The Leader as Chief Luddite
Ned Lud. Not a name most of us are familiar with. But his name – and his response to circumstances around him – created a movement. And a term. The Leader as Chief Luddite is my recognition that Ned Lud may still have some things to teach us as leaders.
A brief history lesson
In the late 1700s, as the Industrial Revolution increasingly automated jobs in factories and warehouses, a violent movement of laborers intent on “destroying the new machines to save their jobs” spread from Great Britain across Europe and into the United States. Ultimately a failed understanding of the risks of “new technology,” this movement had a hero, Ned Lud, who supposedly destroyed several new machines at a textile mill in Nottingham, England, where he worked in 1779. His simple act of rebellion spread, and by the early 1800s, the term “Luddite” referred to anyone who was opposed to advancing technology and what it represented.
Today, the term “Luddite” refers to anyone who is opposed to new technology. Why do I maintain that the leader of an organization should be the “Chief Luddite” at times?
The Leader as Chief Luddite
I saw an article in the news recently about a murder investigation where the court is expecting Amazon to provide the audio feed from one of the Amazon Echo devices that was in use in a murder suspect’s home. It seems that since the Amazon Echo is “always on and listening”, it may have recorded conversations between the suspect and the victim. While that seems like a cool way to solve a crime, at some level I find the reality that this device is “always on” a troubling one.
Not all technology is beneficial
It happened again yesterday. I was walking briskly through a crowded area when someone walked right into me. The reason they walked right into me? They had their head down, looking at their smartphone.
Leaders should always be one generation behind
Here’s the point I’m trying to get to: leaders, let’s be very careful to not get caught up in the latest technology craze. At a national conference I attended last year, several of the senior leaders were promoting Periscope as the next combination of Facebook, YouTube and Ted Talks. We were made to feel that we had to get on it immediately if we were going to remain relevant and up-to-date. Whatever happened to Periscope? It is still around, but it hasn’t become the “next great thing.”

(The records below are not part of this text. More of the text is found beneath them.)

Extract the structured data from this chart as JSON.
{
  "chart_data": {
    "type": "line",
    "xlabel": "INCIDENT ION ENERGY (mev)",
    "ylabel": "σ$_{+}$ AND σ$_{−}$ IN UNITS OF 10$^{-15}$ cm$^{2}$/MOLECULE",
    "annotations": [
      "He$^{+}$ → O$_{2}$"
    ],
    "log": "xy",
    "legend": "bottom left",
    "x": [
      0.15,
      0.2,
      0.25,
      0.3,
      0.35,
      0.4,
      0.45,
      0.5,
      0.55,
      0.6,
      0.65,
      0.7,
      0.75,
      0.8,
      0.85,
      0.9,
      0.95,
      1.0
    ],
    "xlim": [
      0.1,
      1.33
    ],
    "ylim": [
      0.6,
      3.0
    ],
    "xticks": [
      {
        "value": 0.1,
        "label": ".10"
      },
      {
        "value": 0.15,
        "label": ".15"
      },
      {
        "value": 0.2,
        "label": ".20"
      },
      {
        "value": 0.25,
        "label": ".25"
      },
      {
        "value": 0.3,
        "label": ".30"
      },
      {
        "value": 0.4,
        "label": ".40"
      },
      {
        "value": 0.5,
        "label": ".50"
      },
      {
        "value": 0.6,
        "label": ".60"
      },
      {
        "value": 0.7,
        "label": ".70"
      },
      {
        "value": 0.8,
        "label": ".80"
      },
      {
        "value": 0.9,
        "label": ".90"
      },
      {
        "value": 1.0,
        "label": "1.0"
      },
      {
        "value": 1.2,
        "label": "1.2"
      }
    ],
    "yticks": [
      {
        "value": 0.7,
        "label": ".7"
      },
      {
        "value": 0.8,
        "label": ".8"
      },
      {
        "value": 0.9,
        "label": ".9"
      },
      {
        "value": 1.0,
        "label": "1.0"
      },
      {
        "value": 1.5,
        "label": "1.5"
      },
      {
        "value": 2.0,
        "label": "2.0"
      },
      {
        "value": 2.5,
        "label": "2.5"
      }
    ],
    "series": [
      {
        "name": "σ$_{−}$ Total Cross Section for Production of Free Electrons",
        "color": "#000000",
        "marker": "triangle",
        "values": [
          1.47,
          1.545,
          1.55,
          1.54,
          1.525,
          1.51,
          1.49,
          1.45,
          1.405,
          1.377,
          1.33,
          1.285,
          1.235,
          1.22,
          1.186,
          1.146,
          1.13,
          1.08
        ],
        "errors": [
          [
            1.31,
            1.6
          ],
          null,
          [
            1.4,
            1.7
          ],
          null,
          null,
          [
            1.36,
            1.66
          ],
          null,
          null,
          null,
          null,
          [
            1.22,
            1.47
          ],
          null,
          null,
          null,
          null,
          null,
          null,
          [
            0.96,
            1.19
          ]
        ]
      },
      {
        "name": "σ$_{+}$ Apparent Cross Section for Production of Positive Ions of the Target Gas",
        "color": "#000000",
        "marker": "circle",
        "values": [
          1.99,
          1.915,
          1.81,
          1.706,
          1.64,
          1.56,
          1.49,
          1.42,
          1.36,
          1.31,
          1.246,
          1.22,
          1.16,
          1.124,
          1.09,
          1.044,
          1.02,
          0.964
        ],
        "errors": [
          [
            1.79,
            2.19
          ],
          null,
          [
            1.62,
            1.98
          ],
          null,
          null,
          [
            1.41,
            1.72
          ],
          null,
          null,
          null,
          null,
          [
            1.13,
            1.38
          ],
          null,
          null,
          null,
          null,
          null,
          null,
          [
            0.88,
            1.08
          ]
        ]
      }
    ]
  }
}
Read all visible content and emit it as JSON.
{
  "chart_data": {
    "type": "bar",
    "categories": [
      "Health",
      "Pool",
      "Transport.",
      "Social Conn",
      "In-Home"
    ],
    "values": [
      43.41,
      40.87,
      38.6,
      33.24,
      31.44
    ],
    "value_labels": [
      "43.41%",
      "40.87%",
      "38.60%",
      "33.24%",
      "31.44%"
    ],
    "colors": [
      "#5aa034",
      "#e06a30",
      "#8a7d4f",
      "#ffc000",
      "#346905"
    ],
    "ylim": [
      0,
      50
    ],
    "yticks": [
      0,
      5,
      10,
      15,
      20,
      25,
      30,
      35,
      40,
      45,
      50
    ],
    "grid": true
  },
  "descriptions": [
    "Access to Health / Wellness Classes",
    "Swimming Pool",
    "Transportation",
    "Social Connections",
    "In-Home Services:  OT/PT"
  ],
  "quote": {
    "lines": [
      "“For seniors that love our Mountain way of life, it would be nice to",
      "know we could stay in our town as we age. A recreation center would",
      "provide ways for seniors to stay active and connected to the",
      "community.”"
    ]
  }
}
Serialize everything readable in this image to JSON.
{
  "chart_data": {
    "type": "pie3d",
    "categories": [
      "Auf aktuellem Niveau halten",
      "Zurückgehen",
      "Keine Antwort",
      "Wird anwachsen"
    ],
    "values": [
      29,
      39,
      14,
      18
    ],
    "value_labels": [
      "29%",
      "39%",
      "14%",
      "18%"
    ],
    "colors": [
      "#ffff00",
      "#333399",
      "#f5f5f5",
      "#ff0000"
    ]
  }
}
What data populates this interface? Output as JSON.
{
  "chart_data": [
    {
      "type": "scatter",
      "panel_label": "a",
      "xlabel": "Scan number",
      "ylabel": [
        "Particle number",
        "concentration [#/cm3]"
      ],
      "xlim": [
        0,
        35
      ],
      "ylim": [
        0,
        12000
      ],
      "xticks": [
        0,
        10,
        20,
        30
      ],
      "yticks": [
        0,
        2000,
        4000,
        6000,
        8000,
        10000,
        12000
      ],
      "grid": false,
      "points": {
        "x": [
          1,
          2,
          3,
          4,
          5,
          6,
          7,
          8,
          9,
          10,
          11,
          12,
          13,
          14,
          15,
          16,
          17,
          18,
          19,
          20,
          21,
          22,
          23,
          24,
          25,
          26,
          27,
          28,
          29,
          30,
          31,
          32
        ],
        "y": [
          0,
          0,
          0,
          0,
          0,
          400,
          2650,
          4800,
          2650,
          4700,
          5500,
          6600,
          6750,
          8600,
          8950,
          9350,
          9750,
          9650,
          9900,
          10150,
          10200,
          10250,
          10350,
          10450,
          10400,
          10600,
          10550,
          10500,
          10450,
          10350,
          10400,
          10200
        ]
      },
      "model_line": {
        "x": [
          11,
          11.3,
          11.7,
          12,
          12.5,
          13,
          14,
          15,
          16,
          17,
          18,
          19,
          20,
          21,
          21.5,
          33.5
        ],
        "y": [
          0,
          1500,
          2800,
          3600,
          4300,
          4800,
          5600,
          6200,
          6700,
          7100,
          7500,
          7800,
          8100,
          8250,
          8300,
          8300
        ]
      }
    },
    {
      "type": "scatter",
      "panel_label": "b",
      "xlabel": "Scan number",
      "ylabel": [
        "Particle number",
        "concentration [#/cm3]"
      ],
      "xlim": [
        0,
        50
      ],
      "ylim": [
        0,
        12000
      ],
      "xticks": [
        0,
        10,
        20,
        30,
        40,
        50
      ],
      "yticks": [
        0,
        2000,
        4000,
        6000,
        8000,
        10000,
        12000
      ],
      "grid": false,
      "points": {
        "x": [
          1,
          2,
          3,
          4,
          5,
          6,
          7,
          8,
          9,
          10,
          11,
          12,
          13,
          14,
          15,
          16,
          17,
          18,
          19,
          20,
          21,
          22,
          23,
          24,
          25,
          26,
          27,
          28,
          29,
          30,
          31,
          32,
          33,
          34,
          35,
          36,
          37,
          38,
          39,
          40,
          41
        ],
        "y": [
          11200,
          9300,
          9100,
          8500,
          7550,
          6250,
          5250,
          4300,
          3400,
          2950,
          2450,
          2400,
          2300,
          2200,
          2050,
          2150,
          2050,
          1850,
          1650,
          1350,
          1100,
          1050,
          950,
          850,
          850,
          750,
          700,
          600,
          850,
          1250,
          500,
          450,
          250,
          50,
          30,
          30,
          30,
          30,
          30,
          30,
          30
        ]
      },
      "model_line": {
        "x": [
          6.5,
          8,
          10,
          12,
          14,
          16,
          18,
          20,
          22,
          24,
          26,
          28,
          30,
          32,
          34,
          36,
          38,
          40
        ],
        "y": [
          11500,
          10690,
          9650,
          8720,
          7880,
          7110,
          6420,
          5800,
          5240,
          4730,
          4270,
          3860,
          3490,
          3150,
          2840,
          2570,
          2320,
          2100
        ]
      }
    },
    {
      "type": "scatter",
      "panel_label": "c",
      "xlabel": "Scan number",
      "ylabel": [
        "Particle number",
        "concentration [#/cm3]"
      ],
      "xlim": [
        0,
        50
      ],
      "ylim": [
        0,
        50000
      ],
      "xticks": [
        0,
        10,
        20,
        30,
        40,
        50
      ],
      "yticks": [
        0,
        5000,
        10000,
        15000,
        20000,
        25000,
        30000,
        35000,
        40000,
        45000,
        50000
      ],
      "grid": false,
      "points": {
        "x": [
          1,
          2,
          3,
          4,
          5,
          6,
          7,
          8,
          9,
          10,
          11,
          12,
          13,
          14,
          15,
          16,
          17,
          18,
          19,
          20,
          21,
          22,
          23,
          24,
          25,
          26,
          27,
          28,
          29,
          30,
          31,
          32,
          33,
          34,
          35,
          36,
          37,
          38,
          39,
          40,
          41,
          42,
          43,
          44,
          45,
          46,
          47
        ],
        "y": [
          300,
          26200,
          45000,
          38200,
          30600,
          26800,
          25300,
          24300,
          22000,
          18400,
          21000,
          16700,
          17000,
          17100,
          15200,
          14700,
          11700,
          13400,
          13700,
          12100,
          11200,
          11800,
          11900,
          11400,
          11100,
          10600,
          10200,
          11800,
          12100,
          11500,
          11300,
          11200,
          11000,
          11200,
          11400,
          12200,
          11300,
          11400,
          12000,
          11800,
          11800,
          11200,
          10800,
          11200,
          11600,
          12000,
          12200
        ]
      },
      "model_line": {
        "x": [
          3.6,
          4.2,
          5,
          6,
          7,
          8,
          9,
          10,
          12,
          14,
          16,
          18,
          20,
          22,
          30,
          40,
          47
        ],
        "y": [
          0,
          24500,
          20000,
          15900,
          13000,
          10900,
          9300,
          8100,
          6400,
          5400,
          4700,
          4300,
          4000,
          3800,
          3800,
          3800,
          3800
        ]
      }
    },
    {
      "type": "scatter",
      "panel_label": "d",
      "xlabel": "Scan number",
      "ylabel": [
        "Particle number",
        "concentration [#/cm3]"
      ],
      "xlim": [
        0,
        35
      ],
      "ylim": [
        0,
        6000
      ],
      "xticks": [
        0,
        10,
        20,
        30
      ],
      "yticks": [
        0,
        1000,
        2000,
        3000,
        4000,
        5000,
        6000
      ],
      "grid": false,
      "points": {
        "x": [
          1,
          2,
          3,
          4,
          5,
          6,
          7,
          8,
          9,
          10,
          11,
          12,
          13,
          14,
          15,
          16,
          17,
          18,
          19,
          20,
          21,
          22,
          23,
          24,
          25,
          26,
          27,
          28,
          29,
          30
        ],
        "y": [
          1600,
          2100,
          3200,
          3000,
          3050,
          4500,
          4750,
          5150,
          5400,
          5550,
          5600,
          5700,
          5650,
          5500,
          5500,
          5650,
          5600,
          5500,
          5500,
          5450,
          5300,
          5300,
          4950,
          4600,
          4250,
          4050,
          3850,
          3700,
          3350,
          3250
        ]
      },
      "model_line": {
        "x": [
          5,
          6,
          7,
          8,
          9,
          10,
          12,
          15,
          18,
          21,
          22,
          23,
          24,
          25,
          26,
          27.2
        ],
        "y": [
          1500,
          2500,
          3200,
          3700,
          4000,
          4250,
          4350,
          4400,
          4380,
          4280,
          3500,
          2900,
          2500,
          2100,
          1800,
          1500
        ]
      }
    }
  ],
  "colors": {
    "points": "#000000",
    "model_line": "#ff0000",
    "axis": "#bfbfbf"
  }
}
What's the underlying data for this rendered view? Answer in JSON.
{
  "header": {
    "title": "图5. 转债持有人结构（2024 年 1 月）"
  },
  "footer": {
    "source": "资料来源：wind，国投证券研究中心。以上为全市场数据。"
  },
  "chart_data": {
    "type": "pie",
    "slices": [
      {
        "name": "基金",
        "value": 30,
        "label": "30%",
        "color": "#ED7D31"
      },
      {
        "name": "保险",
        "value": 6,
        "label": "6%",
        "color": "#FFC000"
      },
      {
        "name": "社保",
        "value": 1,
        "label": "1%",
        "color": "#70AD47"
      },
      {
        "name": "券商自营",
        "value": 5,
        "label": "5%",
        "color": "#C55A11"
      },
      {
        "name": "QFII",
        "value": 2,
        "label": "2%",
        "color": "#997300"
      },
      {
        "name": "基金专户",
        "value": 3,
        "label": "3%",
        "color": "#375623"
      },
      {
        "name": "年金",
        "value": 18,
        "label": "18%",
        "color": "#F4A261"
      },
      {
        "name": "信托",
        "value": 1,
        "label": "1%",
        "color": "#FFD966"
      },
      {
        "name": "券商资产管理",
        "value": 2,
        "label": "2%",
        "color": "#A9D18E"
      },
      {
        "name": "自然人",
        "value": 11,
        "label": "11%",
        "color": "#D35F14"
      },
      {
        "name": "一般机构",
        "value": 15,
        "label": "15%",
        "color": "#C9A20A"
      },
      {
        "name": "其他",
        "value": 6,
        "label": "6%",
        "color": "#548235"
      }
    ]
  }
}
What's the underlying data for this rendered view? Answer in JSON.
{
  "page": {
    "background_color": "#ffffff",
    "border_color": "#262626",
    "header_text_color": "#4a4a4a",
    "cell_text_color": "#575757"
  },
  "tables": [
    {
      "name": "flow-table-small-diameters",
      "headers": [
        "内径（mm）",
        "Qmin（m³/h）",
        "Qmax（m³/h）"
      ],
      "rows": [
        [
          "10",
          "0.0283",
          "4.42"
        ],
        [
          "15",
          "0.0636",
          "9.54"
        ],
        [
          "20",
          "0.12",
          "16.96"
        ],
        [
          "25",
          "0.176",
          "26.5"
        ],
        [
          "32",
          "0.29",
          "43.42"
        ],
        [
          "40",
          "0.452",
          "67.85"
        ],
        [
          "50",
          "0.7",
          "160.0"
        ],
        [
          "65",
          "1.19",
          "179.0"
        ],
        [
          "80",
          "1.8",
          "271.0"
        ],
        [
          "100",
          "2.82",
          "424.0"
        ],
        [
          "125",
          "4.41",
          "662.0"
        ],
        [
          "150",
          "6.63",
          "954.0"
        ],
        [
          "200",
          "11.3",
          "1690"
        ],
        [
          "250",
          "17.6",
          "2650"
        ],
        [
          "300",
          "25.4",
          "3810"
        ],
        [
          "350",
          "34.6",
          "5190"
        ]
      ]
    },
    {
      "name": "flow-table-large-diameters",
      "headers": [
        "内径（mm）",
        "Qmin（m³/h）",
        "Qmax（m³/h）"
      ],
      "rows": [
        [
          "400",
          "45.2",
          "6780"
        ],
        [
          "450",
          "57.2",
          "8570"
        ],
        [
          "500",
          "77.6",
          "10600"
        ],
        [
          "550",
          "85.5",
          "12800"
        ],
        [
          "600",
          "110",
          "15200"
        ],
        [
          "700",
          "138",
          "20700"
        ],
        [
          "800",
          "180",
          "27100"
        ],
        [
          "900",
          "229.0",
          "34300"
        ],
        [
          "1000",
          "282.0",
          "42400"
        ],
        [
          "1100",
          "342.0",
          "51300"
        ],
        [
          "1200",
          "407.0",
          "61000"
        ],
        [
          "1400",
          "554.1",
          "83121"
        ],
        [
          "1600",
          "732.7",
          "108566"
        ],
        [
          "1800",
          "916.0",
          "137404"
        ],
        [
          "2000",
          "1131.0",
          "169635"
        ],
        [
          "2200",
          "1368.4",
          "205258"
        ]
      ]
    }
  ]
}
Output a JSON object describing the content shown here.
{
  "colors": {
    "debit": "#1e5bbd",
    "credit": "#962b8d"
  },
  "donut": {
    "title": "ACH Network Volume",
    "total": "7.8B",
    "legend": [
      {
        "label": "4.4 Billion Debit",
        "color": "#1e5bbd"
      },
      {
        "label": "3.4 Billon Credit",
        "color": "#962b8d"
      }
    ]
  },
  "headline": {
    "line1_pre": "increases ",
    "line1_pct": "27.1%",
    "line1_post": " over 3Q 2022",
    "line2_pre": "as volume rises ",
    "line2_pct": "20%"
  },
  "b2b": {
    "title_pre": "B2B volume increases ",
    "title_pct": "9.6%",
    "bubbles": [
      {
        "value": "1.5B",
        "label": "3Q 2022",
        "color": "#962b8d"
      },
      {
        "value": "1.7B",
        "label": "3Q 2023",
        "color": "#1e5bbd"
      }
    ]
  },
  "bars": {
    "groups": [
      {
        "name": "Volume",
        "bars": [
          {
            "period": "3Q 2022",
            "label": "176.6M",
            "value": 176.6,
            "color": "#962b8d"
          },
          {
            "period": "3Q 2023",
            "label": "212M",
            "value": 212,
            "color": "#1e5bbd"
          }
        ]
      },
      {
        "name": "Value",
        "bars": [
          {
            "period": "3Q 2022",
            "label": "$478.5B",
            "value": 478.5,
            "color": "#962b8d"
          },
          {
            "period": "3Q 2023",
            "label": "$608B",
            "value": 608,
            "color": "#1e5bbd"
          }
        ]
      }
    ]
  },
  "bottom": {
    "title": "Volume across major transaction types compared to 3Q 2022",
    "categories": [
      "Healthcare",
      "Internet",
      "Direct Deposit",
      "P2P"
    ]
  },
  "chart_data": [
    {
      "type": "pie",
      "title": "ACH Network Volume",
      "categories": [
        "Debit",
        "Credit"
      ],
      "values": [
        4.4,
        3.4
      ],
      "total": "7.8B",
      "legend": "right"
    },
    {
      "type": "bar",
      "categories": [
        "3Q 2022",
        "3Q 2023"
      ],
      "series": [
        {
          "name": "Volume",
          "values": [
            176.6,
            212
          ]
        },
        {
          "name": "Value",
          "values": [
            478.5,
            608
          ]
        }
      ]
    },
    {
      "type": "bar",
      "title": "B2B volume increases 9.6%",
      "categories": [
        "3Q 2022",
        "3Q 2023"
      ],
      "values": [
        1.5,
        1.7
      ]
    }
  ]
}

Similarly, one of our businesses has some competitors who are moving customer registration to an entirely tablet-based application. I’ve reviewed the application. It is still first generation, it isn’t as user-friendly as promised, and it ultimately leads to more questions and a less intimate experience for new customers. We won’t be adopting this approach until the experience is upgraded.
The 3-Values Test
Advances in technology should serve our mission, our team members and our customers first. If they streamline efficiencies, if they allow team members to do their jobs better, if they elevate the customer experience – then and only then should they be incorporated into our organizations. Upgrading for the “cool factor” or to be on the cutting edge typically doesn’t elevate your customer satisfaction scores or net profit.
Leader, are you – or some of your team members – being tempted to jump on the latest technology bandwagon? Don’t be afraid to be a Luddite! Until this “upgrade” can elevate mission, team members or the customer experience, wait. A better upgrade is coming, and in the meantime you didn’t waste time and money on a frustrating distraction.